When Choosing a Lender The Loan Originator Trumps the Company

When Choosing a Lender The Loan Originator Trumps the Company

It’s a well known fact within the real estate industry these days that getting a mortgage from application to funding is no small feat. I don’t think I’d hear much argument from my peers if I said that transactions that try one’s patience and fortitude are far more common than the ones that seem to close on auto-pilot. Even for experienced loan originators; those that have been in the business for half a decade or more, the challenge presented by prospective borrowers, not to mention the constantly changing guidelines put forth by lender and agencies (Fannie Mac, Freddie Mac, FHA, etc.) can really test the mettle of the loan professional, not to mention the Realtor®, if any, and those same borrowers as well.

How does a prospective borrower tend to get the best outcome in a transaction without questioning their sanity before it’s all over? Well, I want to specifically recommend that a would-be borrower try to obtain a strong recommendation from a well-respected Realtor®, in the case of a home purchase mortgage, or an acquaintance, in the case of a refinance loan. I also want to recommend that the referral be directed toward a specific individual in the mortgage industry, and not just a company, no matter how prominent that company may be.

Any company of any substance will have loan originators that are knowledgeable and have the customers' best interest in mind, and yet those same companies may have other individuals working for them who either lack the knowledge to optimally help a borrower, or may just lack the wherewithal and capacity to do so. Many lenders spend millions of dollar annually branding their companies to be recognized as industry leaders in the field of mortgage lending, and yet horror stories can be found where certain transactions processed within those same companies turned out to be nightmares for all those involved.

There is no one company out there that comes to mind in this analogy. In fact, I can’t think of a single mortgage lender that does not have raving fans and yet, at the same time, have at least a few severe detractors out there as well.

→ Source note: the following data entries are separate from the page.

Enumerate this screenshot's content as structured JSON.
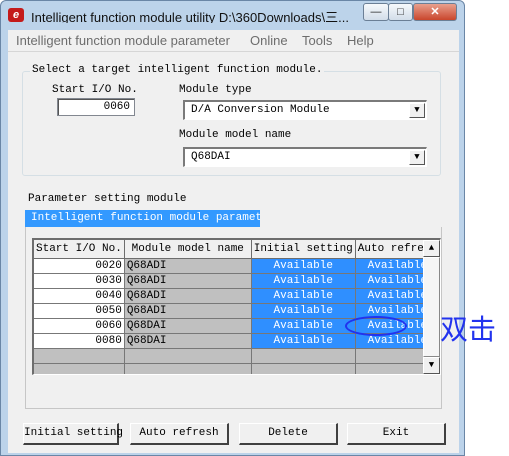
{
  "window": {
    "title": "Intelligent function module utility D:\\360Downloads\\三...",
    "minimize_glyph": "—",
    "maximize_glyph": "□",
    "close_glyph": "✕"
  },
  "menu": [
    "Intelligent function module parameter",
    "Online",
    "Tools",
    "Help"
  ],
  "target": {
    "legend": "Select a target intelligent function module.",
    "start_io_label": "Start I/O No.",
    "start_io_value": "0060",
    "module_type_label": "Module type",
    "module_type_value": "D/A Conversion Module",
    "model_name_label": "Module model name",
    "model_name_value": "Q68DAI"
  },
  "param_section": {
    "label": "Parameter setting module",
    "tab": "Intelligent function module parameter"
  },
  "table": {
    "headers": [
      "Start I/O No.",
      "Module model name",
      "Initial setting",
      "Auto refresh"
    ],
    "rows": [
      {
        "io": "0020",
        "model": "Q68ADI",
        "initial": "Available",
        "auto": "Available"
      },
      {
        "io": "0030",
        "model": "Q68ADI",
        "initial": "Available",
        "auto": "Available"
      },
      {
        "io": "0040",
        "model": "Q68ADI",
        "initial": "Available",
        "auto": "Available"
      },
      {
        "io": "0050",
        "model": "Q68ADI",
        "initial": "Available",
        "auto": "Available"
      },
      {
        "io": "0060",
        "model": "Q68DAI",
        "initial": "Available",
        "auto": "Available"
      },
      {
        "io": "0080",
        "model": "Q68DAI",
        "initial": "Available",
        "auto": "Available"
      }
    ],
    "empty_rows": 2,
    "scroll_up_glyph": "▲",
    "scroll_down_glyph": "▼"
  },
  "annotation": "双击",
  "buttons": {
    "initial_setting": "Initial setting",
    "auto_refresh": "Auto refresh",
    "delete": "Delete",
    "exit": "Exit"
  },
  "colors": {
    "window_frame": "#bcd3ea",
    "selection_blue": "#2f8fff",
    "annotation_blue": "#2233ee",
    "grey_cell": "#c0c0c0"
  },
  "icons": {
    "app": "app-logo-icon",
    "combo_arrow": "chevron-down-icon"
  }
}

Most mortgage lenders work on a team concept when seeing a loan application from start to finish. The mortgage loan originator (MLO) is usually the one the borrowers deal with up front. The more competent they are the better off the transaction will run over the long haul, but working side-by-side with the MLO is the loan processor. Depending on the loan processor’s experience and expertise, very often potential inadequacies regarding the MLO’s performance can be compensated for in the case of an excellent loan processor, or exacerbated, when the loan processor lacks the fundamentals of professional competence. When the processor submits the loan for underwriting and creating the loan documents, other weaknesses and strengths can come to the fore. This is where the team concept is so important. If all the links are strong the chain will hold; otherwise, as is always the case, the weakest link prevails.

Even a normally strong lending team can have a rough transaction. First of all, many buyers have issues that they bring to the table, such as not being forthright with the MLO up front regarding their employment, or problems verifying other income and/or maintaining a reasonable credit profile. The sign of a competent MLO is to identify most of these potential speed bumps before a loan goes into process, and address to those involved, such as the Realtors® and the borrowers themselves, the likelihood for closing a loan on time or at all. If a experienced MLO cannot see a clear path to the funding of the loan, they will normally give their respects and walk away from the transaction. There is nothing wrong with an MLO telling borrowers what they need to do to get themselves into shape as it pertains to credit, income, and assets, but tell them that the process may take several months and to please stay in touch. The worst thing an MLO can do in this business is to ramp up the hopes of the principals and professionals in a transaction only to have the transaction collapse in the end.

Also keep in mind that good lending teams are comprised of human beings, and that there are many judgment calls that need to be made in order to determine if a transaction is likely to close. Just like a physician or a airplane mechanic, not all of these judgments are full proof, especially in an environment where guidelines are changing so constantly. Also, I’ve seen borrowers lose their job during a transaction, and sometimes buyers will do some outright crazy things like finance a car the weekend before they were to have closed escrow.  And I’ve also seen very knowledgeable and component professionals make dumb mistakes. While these mistakes are minimal the more competent the lending team members are, I know of no professional who has been in the business for more than just a few months who hasn’t hammered their own thumb, so to speak, at least once.

If you are buying a home, it’s important to find a competent Realtor® who is willing to stake their own reputation on their experience with a particular mortgage professional. (The same is true for title and escrow companies as well.) That’s not to say that you can’t bring your own lender to the table, especially if you have firsthand knowledge of their superlative work in the past, but if you’re a blank slate when it comes to applying for and obtain a mortgage loan, taking a Realtor’s® recommendation is vitally important. Let’s face it, the Realtor® wants to not only get paid, for which the transaction must close, but they will also want their own reputation unsullied in order that you can then refer potential homebuyers to them. This is how they build their careers, as do their team members (lender, title, escrow, etc.) as well.